In its assessment of the economy, the RBI said that since the first bi-monthly statement of April 2016, global growth is uneven and struggling to gain traction. World trade remains muted in an environment of weak demand. Global financial markets have recorded gains through Q2 of 2016, spurred by risk-on investor sentiment. Portfolio flows are returning, albeit hesitantly, to EME debt and equity markets. The firmness in crude prices that set in around mid-March has been supported in subsequent weeks by some temporary reductions in global supply. Regarding currencies, it said that the US dollar continues to mirror changes in expectations of monetary policy action by the Fed. The yen and the euro have remained strong despite ultra-accommodative monetary policies.

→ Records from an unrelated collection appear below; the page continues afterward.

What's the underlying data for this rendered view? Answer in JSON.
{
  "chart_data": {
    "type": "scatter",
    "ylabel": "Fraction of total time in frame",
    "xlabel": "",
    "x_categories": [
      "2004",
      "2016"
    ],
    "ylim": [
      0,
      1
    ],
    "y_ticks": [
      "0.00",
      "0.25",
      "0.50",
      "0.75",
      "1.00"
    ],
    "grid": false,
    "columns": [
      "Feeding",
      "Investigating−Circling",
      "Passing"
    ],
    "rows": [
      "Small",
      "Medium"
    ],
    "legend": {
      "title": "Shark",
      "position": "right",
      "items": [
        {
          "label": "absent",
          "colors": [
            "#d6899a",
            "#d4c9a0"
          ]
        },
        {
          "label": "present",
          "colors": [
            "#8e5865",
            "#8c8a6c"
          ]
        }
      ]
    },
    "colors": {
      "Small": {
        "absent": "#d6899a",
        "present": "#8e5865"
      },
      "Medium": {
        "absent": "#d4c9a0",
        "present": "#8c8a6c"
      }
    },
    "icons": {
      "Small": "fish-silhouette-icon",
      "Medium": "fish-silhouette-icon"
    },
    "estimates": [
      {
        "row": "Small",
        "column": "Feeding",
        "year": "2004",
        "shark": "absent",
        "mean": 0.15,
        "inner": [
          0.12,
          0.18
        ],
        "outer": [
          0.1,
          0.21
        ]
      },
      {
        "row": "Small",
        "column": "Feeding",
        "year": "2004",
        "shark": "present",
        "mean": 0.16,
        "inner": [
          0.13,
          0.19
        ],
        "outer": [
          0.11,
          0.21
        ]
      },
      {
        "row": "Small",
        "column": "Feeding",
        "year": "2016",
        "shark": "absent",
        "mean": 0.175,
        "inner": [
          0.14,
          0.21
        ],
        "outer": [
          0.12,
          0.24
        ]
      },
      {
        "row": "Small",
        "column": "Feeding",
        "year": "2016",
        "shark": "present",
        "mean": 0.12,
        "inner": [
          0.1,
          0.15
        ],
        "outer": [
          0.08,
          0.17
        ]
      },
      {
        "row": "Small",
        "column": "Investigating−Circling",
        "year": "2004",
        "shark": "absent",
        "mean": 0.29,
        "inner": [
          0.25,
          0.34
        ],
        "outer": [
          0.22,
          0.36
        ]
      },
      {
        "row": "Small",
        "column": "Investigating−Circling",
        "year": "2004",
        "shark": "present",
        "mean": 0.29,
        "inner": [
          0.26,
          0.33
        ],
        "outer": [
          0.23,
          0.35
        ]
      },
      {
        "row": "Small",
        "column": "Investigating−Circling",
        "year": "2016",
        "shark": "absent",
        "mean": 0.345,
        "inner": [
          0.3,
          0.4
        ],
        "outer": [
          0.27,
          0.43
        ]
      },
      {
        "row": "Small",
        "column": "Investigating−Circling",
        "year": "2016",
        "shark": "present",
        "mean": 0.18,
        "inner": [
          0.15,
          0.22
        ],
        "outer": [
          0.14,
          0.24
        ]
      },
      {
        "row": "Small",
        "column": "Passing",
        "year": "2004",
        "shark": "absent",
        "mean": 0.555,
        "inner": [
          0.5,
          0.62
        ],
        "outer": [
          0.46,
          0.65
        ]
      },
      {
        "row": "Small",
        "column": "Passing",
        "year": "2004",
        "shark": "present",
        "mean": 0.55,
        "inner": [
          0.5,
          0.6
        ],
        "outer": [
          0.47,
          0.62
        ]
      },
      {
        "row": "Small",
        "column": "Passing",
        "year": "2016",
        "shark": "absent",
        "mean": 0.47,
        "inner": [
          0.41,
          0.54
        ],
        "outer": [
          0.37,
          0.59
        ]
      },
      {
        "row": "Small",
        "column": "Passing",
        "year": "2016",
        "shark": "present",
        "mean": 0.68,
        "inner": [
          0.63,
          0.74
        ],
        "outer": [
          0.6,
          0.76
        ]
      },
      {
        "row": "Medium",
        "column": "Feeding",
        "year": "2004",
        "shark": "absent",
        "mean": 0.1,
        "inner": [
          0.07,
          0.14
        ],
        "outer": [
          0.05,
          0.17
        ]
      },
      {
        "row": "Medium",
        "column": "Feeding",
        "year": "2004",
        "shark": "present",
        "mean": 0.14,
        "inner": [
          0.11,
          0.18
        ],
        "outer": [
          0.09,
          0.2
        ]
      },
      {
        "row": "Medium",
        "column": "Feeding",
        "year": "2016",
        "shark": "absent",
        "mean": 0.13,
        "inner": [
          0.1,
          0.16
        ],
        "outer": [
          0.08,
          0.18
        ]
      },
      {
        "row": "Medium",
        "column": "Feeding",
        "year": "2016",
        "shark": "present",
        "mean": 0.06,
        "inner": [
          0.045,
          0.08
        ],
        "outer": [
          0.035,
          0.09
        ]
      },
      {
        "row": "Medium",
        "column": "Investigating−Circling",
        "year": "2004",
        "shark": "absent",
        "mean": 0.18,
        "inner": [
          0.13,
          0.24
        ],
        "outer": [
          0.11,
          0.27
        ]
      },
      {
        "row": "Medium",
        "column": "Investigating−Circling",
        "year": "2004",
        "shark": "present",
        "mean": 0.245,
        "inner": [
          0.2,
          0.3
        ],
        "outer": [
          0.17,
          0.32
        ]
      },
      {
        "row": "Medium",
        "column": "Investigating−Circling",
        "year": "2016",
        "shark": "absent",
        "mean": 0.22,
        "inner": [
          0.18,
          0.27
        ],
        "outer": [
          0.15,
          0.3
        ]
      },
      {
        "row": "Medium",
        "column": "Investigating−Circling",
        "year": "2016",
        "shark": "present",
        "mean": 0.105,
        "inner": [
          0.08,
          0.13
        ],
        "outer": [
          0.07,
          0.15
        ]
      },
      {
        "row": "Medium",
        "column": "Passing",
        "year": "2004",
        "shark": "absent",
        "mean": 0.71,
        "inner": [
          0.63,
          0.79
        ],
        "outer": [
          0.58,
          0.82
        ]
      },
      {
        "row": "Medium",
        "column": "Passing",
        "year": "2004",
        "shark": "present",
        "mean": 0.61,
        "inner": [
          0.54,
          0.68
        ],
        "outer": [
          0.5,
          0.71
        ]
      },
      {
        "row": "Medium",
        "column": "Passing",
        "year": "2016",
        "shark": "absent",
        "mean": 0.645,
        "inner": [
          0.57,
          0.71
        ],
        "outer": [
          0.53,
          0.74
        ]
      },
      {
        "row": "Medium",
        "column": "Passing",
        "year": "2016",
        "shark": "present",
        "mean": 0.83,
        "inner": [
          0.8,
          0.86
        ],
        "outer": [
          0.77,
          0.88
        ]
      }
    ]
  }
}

On the domestic front, the RBI said that deceleration of services sector activity led to decline in estimate of gross value added (GVA) for 2015-16 marginally. Going forward, the realization of Met departments, prediction of an above-normal and well-distributed south west monsoon is critical. It further said that the index of industrial production decelerated in 2015-16, mainly pulled down by weak manufacturing in an environment of subdued investment demand and weak rural consumption. Though, it also noted that there are signs that corporate performance is improving. Available information on Q4 earnings suggests double digit growth in EBITDA levels for non-financial corporates. Public investment, especially in roads and railways, is gaining strength, though the continuing weakness in private investment is of concern. Demand conditions are likely to improve going forward. It also said that on a reassessment of balance of risks, therefore, the GVA growth projection for 2016-17 has been retained at 7.6 per cent with risks evenly balanced.

The central bank was concerned about spurt in inflation and said that retail inflation measured by the consumer price index (CPI) rose more sharply than expected in the month of April due to a more-than-seasonal jump in food prices. CPI inflation excluding food and fuel edged up in April, driven by prices of petrol and diesel embedded in transport and communication. It also said that exports declined for the seventeenth consecutive month in April in US dollar terms in spite of a modest increase in volume.

For its monetary policy stance it said that domestic conditions for growth are improving gradually, mainly driven by consumption demand, which is expected to strengthen with a normal monsoon and the implementation of the Seventh Pay Commission award, while the inflation surprise in the April reading makes the future trajectory of inflation somewhat more uncertain. It said that given the uncertainties, the Reserve Bank will stay on hold, but the stance of monetary policy remains accommodative and it will monitor macroeconomic and financial developments for any further scope for policy action.